Ashes, 3rd World Farming, and Regrets

This past Ash Wednesday, I was thinking about how weird it is that we get our foreheads smeared with calcium carbonate to begin a season of repentance and to give us hope for Easter. I won’t quote which songs we sang at the liturgy, but they were categorically unhelpful for giving insight into why we do what we do. I admit that I started to glaze over during the homily and I started thinking about a big pile of ashes. I remembered a video I saw in a college human geography class when we were learning about the manner in which many developing or 3rd world residents cultivate crops. They use the “slash and burn” technique. They slash a few acres of jungle or vegetation and then they burn everything they cut. The nutrients that had been stored within the trees are now released through the chemical change from wood to ash and they enter into the soil. When seeds are planted in the ashes, they have access to the nutrients in the ash and they can grow thereby providing food to the village.

I have never identified with people who say, “I have no regrets.” That must feel great because I very often feel the heavy burden of deep regret. I have hurt people. I have made bad decisions. I have been selfish, shortsighted, arrogant, untrustworthy, lazy, and deceitful. I’m a sinner and I regret every single moment when I have sinned. But even when I have not sinned in the strictest sense of the word, I have much I regret due to being impulsive and blithely going about my own interest. I’d like to be released from all of these regrets and have the damage done be restored.

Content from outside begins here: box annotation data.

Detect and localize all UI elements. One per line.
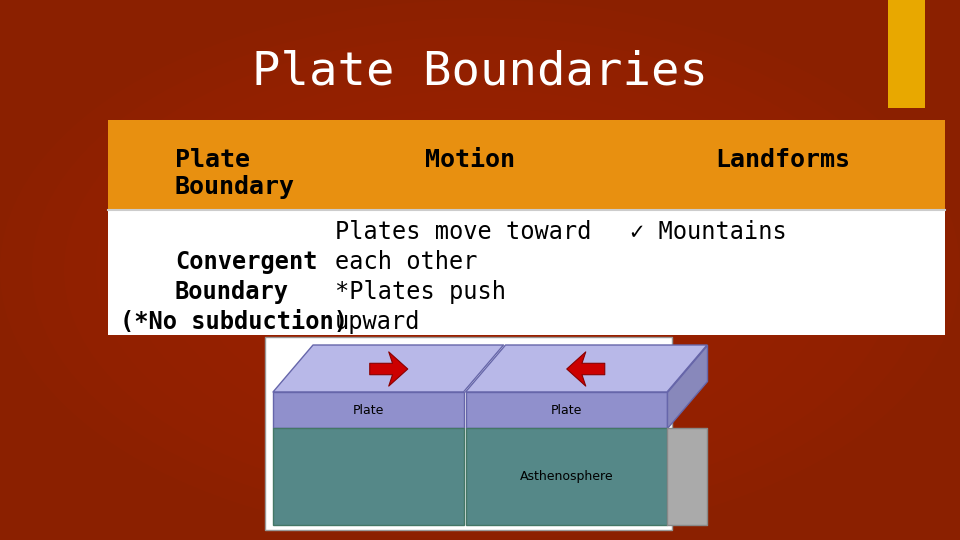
Bar (273, 392, 464, 428)
Ellipse shape (128, 72, 832, 468)
Ellipse shape (256, 144, 704, 396)
Bar (108, 120, 945, 210)
Ellipse shape (64, 36, 896, 504)
Bar (273, 428, 464, 525)
Text: Asthenosphere: Asthenosphere (519, 470, 613, 483)
Ellipse shape (320, 180, 640, 360)
Text: Landforms: Landforms (715, 148, 850, 172)
Ellipse shape (224, 126, 736, 414)
Text: Boundary: Boundary (175, 175, 295, 199)
Ellipse shape (96, 54, 864, 486)
Text: (*No subduction): (*No subduction) (120, 310, 348, 334)
Text: upward: upward (335, 310, 420, 334)
Ellipse shape (416, 234, 544, 306)
Ellipse shape (352, 198, 608, 342)
Bar (888, 0, 925, 108)
Text: Convergent: Convergent (175, 250, 318, 274)
Bar (466, 428, 667, 525)
Text: each other: each other (335, 250, 477, 274)
Ellipse shape (32, 18, 928, 522)
Text: Motion: Motion (425, 148, 515, 172)
Ellipse shape (448, 252, 512, 288)
Text: Plate Boundaries: Plate Boundaries (252, 50, 708, 94)
Text: Plate: Plate (175, 148, 250, 172)
Bar (466, 392, 667, 428)
Ellipse shape (288, 162, 672, 378)
Ellipse shape (192, 108, 768, 432)
Ellipse shape (160, 90, 800, 450)
Text: Plate: Plate (551, 403, 582, 416)
Ellipse shape (384, 216, 576, 324)
Text: Plate: Plate (352, 403, 384, 416)
Text: ✓ Mountains: ✓ Mountains (630, 220, 787, 244)
Text: Boundary: Boundary (175, 280, 289, 304)
Bar (108, 210, 945, 335)
Text: Plates move toward: Plates move toward (335, 220, 591, 244)
Text: *Plates push: *Plates push (335, 280, 506, 304)
Bar (265, 337, 672, 530)
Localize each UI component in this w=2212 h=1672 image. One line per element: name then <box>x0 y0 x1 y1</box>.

Now the ashes begin to be hopeful.

I love the biblical image of the Holy Spirit as fire and the way that the Letter to the Hebrews describes God as an “all-consuming fire”. My beloved youth minister when I was a teenager, Mary Catherine George, used call Holy Week “the Week of Fire”. I think she has it right and I would extend it to all of Lent: 40 days of fire. As Christians, our hope is in the power of the Holy Spirit, the Love of God, to burn away everything that is not love within. For me, the regrets I have will not go away, but the Love of God, the fire of Love can transform them and they can become the fertile ground for holiness. Nutrients and richness are in the memories of the regrets. Maybe this is the rich soil that Jesus was talking about when the sower sows the Word of God. Maybe this is how someone goes from being rocky soil to fertile soil. Sin and regrets get burned by the love of God and we become receptive to God’s work in our lives. I’m thinking the ashes aren’t just going to be the way I begin Lent, but they are going to be the constant symbol this Lent and become my prayer. “God, by the fire of your love, burn away everything that is not love. And let those ashes become a place where holiness can grow.”

The smearing on my forehead symbolized the transformation of sin, regret, and mistakes. I wanted the person to smudge those ashes deep in my pores because Romans 8:28 says that all things will work for good for those who love the Lord and are called according to his purpose. If God can work the crucifixion into resurrection, he can take this dust and sow the seeds of temperance, chastity, charity, diligence, patience, kindness, and humility.

Then, the very things that burdened me will become the soil for holiness.